Мой вопрос прозвучал как упрек.
— Нет, — сказала она решительно. — Я никогда не давала ему повода чувствовать себя несчастным.
Я промолчал.
— Спрашивайте все, что вам угодно.
— Я бы не хотел…
— Вы бы не хотели спрашивать, есть ли у меня любовник. И не покончил ли дядя с собой, узнав об этом?
— Нет.
— Во всяком случае, если это самоубийство, причины надо искать в другом.
— В чем?
— Трудно сказать. Прожили вместе год. Уважая и понимая друг друга. Когда же муж умер, я обнаружила, что ничего не знаю о нем.
— Но вы знаете, что он вас любил.
— Была абсолютно уверена. Теперь не знаю и этого.
Она вздохнула.
— Тимотеос был скрытной натурой. Говорил, что любит меня, но никогда не открывал свою душу, не рассказывал о своих делах и отношениях.
— Его что-то беспокоило?
— Видимо, да.
— А именно?
— Не знаю. Но он чего-то боялся.
Я вздрогнул.
— Не могу сказать, было ли это «что-то» человеком, ситуацией, действием, относилось ли к настоящему или к прошлому. Но бесспорно — он боялся. Некоторые телефонные звонки заметно меняли его настроение. Нередко возникала необходимость в каких-то срочных поездках. Однажды к нам пришел человек. Муж пригласил его в кабинет, где они долго разговаривали. Когда неизвестный ушел, Тимотеос был бледен, как покойник. Я спросила, что случилось, он грубо ответил, чтобы я не вмешивалась в его дела. Впервые он так разговаривал со мной.

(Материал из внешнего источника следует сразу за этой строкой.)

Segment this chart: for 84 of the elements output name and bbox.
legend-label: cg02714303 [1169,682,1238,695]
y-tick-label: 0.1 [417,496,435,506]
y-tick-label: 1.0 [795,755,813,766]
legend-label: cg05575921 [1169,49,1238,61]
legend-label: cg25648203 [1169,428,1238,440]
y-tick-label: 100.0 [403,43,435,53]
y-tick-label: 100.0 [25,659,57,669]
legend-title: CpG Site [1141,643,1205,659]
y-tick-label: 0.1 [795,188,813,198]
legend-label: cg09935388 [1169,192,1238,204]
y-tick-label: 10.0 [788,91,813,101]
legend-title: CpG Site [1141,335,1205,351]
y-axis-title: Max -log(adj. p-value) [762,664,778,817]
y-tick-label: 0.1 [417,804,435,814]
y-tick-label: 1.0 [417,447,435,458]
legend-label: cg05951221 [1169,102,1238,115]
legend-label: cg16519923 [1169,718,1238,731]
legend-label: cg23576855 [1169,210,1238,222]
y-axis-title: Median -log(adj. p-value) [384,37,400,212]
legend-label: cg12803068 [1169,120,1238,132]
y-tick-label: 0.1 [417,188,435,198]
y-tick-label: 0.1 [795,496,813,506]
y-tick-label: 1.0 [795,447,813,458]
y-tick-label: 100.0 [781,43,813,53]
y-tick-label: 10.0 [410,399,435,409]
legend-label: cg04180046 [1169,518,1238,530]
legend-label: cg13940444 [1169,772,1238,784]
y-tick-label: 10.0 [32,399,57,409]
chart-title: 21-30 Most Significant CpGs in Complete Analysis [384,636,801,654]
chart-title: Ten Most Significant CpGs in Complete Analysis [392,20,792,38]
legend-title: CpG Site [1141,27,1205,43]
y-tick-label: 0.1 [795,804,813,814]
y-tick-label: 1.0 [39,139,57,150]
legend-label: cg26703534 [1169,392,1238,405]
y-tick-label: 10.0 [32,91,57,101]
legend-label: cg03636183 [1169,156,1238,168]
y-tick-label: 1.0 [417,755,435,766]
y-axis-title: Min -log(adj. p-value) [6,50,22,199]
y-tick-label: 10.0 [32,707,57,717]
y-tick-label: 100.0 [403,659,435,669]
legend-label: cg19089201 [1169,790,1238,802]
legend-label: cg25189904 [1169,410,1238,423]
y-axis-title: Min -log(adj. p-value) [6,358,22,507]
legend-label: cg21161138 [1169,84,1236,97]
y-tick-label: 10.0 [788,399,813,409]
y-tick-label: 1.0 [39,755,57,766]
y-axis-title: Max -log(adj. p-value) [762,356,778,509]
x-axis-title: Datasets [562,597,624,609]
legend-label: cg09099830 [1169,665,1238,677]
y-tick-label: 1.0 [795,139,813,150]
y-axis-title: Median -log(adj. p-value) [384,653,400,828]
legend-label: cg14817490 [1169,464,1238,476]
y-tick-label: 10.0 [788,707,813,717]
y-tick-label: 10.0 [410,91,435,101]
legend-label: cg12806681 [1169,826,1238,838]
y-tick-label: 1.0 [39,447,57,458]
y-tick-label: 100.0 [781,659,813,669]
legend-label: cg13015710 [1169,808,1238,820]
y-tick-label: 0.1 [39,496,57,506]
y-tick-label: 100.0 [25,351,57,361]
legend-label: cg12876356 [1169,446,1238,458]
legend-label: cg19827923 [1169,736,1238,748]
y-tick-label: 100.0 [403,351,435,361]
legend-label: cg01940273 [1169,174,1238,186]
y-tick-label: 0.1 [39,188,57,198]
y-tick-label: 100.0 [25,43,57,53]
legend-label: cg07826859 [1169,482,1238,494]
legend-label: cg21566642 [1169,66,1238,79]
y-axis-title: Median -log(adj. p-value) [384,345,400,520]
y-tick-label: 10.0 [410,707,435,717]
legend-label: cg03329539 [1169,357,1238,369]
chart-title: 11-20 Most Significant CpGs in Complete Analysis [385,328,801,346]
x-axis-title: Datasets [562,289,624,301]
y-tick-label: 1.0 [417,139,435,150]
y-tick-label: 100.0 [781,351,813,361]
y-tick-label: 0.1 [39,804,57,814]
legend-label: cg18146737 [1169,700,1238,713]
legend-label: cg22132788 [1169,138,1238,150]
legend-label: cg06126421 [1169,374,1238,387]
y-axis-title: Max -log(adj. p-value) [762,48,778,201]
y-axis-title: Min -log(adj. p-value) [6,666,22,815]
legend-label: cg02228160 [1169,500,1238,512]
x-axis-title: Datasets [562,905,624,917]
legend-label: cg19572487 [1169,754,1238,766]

— Тот человек еще появлялся?
— Нет.
— Кому-нибудь говорили об этом?
— Не говорила. Ничего конкретного я не знала и единственное, чего бы достигла — он стал бы героем скандальных рубрик местных газет.
— А полиции не сообщали?
— О чем я могла сообщать? О визите неизвестного несколько месяцев тому назад?
— А стакан? — спросил я. — Что случилось со стаканом? Вы говорили, что, возможно, в суматохе горничная его вымыла с другой посудой?
— Да, я так говорила.
— Вы этому верите?
— Не знаю.
— Итак, вы допускаете, что Тимотеос не покончил жизнь самоубийством?
Она не ответила. Я продолжал взволнованно:
— Его могли убить?
— Не знаю, — испуганно пробормотала Магда, — но я не давала никаких поводов для самоубийства.
— Кто в тот вечер был здесь?
— Апостолос Мелахринос, мать Алекса…
Она не успела договорить. Алекс Аргирис вошел в комнату.
— Не побеспокоил вас? — с издевкой спросил он.
— Отнюдь.
— Я подумал, что вдруг ваши родственные проблемы…
Появилось желание влепить ему пару пощечин.
— Брось свои ребячества, Алекс, и присаживайся, — сказала Магда.
Он взял стул и уселся рядом.
— Ты маму пригласила?
— Да.
— А ее жиголо?
— Алекс, как тебе не стыдно?!
— Почему же?
Из холла послышались женские голоса, смех.
— Прибыла, — объявил Алекс.
Магда поднялась. В комнату шумно вошла надушенная и разукрашенная, как фрегат в праздничный день, мадам Аргирис. За ней следовал высокий брюнет.